Montenegrin journalist

Darko Šuković (Cyrillic: Дарко Шуковић, born in Pavino Polje), is a Montenegrin journalist. He is the owner and editor in chief at Radio Antena M and at the news website Portal Antena M. He is also the editor and host of the TV talk show Živa istina.

==Career==
He graduated with a law degree from the University of Law in Podgorica.

His career as a journalist started 1988 at Radio Titograd (now Radio Crne Gore). During 1990 he became the editor in chief of the magazine Krug, the first independent political newsletter in Montenegro. In 1991 he started working as a journalist at the weekly magazine, the Monitor.

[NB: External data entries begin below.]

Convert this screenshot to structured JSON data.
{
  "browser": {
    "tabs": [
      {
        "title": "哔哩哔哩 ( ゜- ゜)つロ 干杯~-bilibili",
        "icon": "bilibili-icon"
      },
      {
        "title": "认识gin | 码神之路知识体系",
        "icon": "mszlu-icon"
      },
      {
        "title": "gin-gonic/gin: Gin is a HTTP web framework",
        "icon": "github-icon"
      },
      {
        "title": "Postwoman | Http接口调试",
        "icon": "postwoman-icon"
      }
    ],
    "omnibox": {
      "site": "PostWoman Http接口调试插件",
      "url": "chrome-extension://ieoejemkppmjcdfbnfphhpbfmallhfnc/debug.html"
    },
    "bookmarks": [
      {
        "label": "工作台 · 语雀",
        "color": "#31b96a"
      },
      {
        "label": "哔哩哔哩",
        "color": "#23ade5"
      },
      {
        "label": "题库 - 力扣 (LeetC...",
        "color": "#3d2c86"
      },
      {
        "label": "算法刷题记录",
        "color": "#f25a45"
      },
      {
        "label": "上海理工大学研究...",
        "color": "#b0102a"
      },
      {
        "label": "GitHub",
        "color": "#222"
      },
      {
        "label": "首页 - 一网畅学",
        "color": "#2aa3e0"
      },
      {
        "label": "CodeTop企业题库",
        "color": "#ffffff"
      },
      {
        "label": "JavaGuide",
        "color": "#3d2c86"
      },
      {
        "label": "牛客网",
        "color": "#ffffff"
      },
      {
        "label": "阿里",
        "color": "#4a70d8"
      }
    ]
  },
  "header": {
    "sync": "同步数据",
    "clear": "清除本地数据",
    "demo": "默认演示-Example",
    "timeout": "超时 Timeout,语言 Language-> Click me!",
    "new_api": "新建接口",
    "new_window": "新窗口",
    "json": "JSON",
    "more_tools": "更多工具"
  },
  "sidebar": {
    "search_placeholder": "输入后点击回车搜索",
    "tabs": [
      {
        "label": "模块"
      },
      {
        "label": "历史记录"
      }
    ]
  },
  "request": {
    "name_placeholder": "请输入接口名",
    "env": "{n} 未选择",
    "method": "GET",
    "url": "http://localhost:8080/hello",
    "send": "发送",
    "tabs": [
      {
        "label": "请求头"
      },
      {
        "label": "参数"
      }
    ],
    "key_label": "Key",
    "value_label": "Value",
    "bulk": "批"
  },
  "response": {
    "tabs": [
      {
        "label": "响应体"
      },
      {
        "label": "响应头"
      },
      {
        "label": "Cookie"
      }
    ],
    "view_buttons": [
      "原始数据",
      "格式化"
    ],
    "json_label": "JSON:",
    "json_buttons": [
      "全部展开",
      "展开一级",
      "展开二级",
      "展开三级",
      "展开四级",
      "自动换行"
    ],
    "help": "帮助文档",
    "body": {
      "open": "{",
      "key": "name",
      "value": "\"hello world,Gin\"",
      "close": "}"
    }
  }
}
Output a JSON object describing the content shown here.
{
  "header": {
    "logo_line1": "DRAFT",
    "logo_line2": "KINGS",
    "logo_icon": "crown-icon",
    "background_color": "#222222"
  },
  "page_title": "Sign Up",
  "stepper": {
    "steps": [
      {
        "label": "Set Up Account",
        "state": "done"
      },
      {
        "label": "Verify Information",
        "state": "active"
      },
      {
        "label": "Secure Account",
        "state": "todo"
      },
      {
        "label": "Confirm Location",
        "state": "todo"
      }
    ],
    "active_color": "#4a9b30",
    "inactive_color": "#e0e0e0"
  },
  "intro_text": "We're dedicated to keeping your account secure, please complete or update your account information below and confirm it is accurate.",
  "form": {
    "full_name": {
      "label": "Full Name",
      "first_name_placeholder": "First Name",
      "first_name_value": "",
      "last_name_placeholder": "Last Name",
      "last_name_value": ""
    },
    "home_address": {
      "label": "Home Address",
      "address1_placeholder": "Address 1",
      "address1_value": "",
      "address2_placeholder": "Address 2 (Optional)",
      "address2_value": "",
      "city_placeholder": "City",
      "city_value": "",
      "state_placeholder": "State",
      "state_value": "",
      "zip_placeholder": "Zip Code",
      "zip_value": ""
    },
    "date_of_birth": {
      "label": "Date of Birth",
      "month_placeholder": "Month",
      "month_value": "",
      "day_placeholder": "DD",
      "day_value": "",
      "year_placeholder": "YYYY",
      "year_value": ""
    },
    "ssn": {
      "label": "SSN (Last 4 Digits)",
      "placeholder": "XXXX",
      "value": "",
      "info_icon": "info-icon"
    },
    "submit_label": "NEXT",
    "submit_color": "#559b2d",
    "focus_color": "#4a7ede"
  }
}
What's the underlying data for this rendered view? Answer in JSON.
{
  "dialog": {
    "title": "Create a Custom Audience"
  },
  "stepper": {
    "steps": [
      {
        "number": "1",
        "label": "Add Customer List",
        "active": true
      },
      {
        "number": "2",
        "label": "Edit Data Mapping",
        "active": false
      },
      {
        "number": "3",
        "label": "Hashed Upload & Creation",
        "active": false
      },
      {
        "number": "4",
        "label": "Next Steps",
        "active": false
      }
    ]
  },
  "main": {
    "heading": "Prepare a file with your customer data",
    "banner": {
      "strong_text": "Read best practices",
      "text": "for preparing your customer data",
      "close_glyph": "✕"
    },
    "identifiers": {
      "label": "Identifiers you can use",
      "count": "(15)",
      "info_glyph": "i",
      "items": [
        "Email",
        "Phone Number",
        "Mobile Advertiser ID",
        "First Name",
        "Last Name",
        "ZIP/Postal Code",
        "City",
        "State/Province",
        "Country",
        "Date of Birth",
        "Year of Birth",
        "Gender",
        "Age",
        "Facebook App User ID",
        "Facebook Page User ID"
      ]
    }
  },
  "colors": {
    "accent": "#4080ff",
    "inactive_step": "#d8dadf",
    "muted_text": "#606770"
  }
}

From 1994–1996 he was the editor in chief at Antena M, the first independent news radio station in Montenegro. From 1998 to 2001 he was the deputy chief editor at Televizija Crne Gore. In October 2001 he returned to Antena M, as CEO, editor in chief and owner.

In 2016 he founded the online news platform Portal Antena M.

==Živa istina, talk show==
Šuković is writer and host of TV talk show named Živa istina. The broadcasting of Živa istina commenced in 2002, first on TV IN, then TV Atlas, and from 2016, on TV Prva.